Organisatie | Kerkrade |
---|---|
Organisatietype | Gemeente |
Officiële naam regeling | Besluit individuele voorzieningen maatschappelijke ondersteuning gemeente Kerkrade 2009 |
Citeertitel | Besluit individuele voorzieningen maatschappelijke ondersteuning gemeente Kerkrade 2009 |
Vastgesteld door | college van burgemeester en wethouders |
Onderwerp | maatschappelijke zorg en welzijn |
Eigen onderwerp |
Deze regeling is vervangen door het Besluit individuele voorzieningen maatschappelijke ondersteuning gemeente Kerkrade 2010
geen
Datum inwerkingtreding | Terugwerkende kracht tot en met | Datum uitwerkingtreding | Betreft | Datum ondertekening Bron bekendmaking | Kenmerk voorstel |
---|---|---|---|---|---|
22-01-2010 | 01-10-2012 | Intrekking | 21-12-2009 Zuid-Limburger 13-01-2010 | 09n00843 | |
15-05-2009 | 01-10-2012 | Nieuwe regeling | 22-04-2009 Zuid-Limburger 30-04-2009 | 09Rb024 |
Hoofdstuk 2 Vorm van te verstrekken voorzieningen
Artikel 2 Voorziening in natura
Een voorziening die uitsluitend in natura kan worden verstrekt is het collectief vraagafhankelijk vervoer (CVV).
Artikel 3 Persoonsgebonden budget
Verstrekking van het persoonsgebonden budget vindt niet plaats indien:
a) op grond van aanwijzingen, die tijdens het onderzoek duidelijk zijn geworden, het ernstig vermoeden bestaat dat de aanvrager problemen zal hebben bij het omgaan met een persoonsgebonden budget;
b) op grond van aanwijzingen, die tijdens het onderzoek duidelijk zijn geworden, het ernstig vermoeden bestaat dat de aanvrager niet kan voldoen aan lopende financiële verplichtingen dan wel er sprake is van onder bewind of curatele stelling;
c) op grond van aanwijzingen, die tijdens het onderzoek duidelijk zijn geworden, het ernstig vermoeden bestaat dat de verstrekking van het persoonsgebonden budget niet bijdraagt aan het leveren van een adequate voorziening.
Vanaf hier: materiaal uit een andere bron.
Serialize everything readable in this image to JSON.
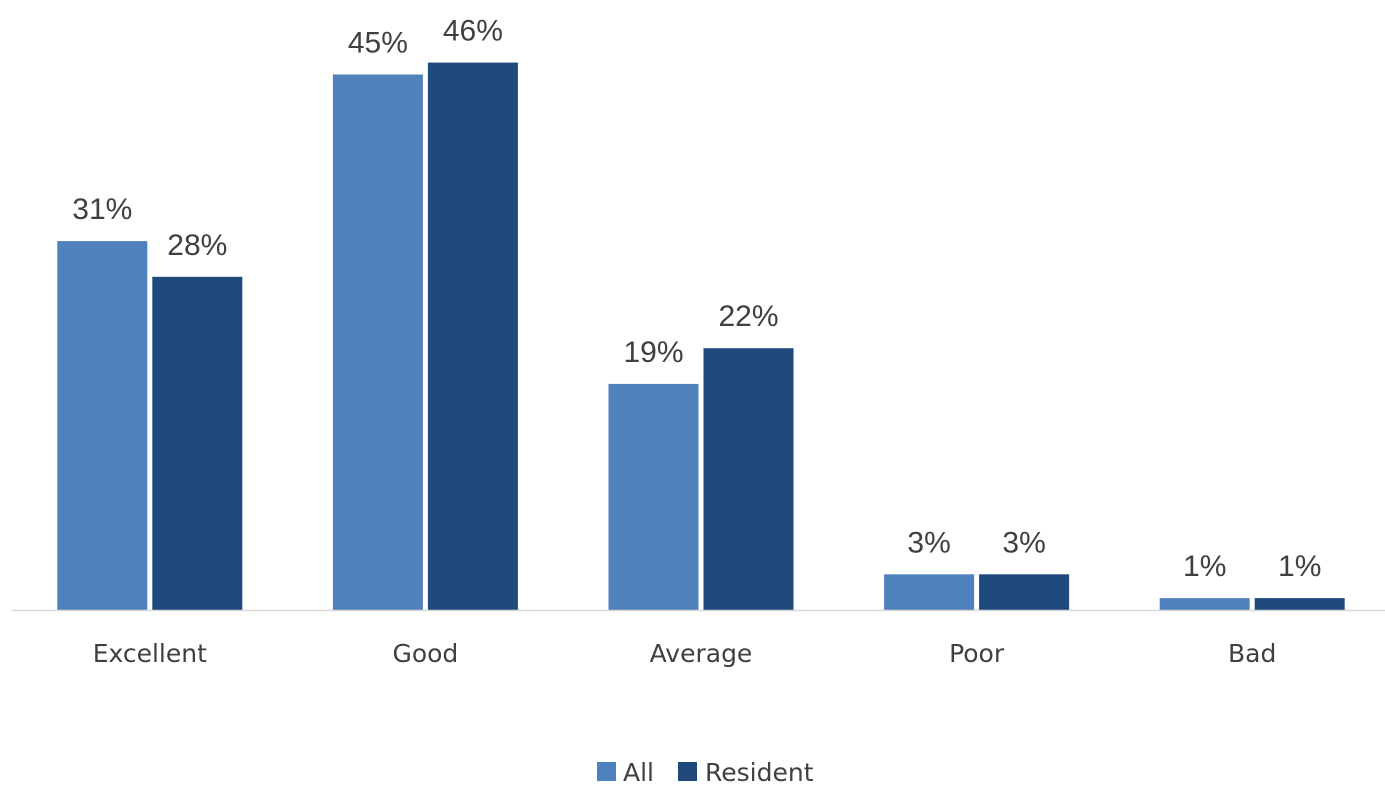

Artikel 4 Wisselen van verstrekkingsvorm
Bij hulp bij het huishouden kan op verzoek van de persoon met beperkingen maximaal één keer per jaar de verstrekkingsvorm worden gewijzigd, met inachtneming van een opzegtermijn van tenminste 8 weken. De herziene verstrekkingsvorm gaat in per eerste dag van maand volgend op de toekenning van de gewijzigde verstrekkingsvorm.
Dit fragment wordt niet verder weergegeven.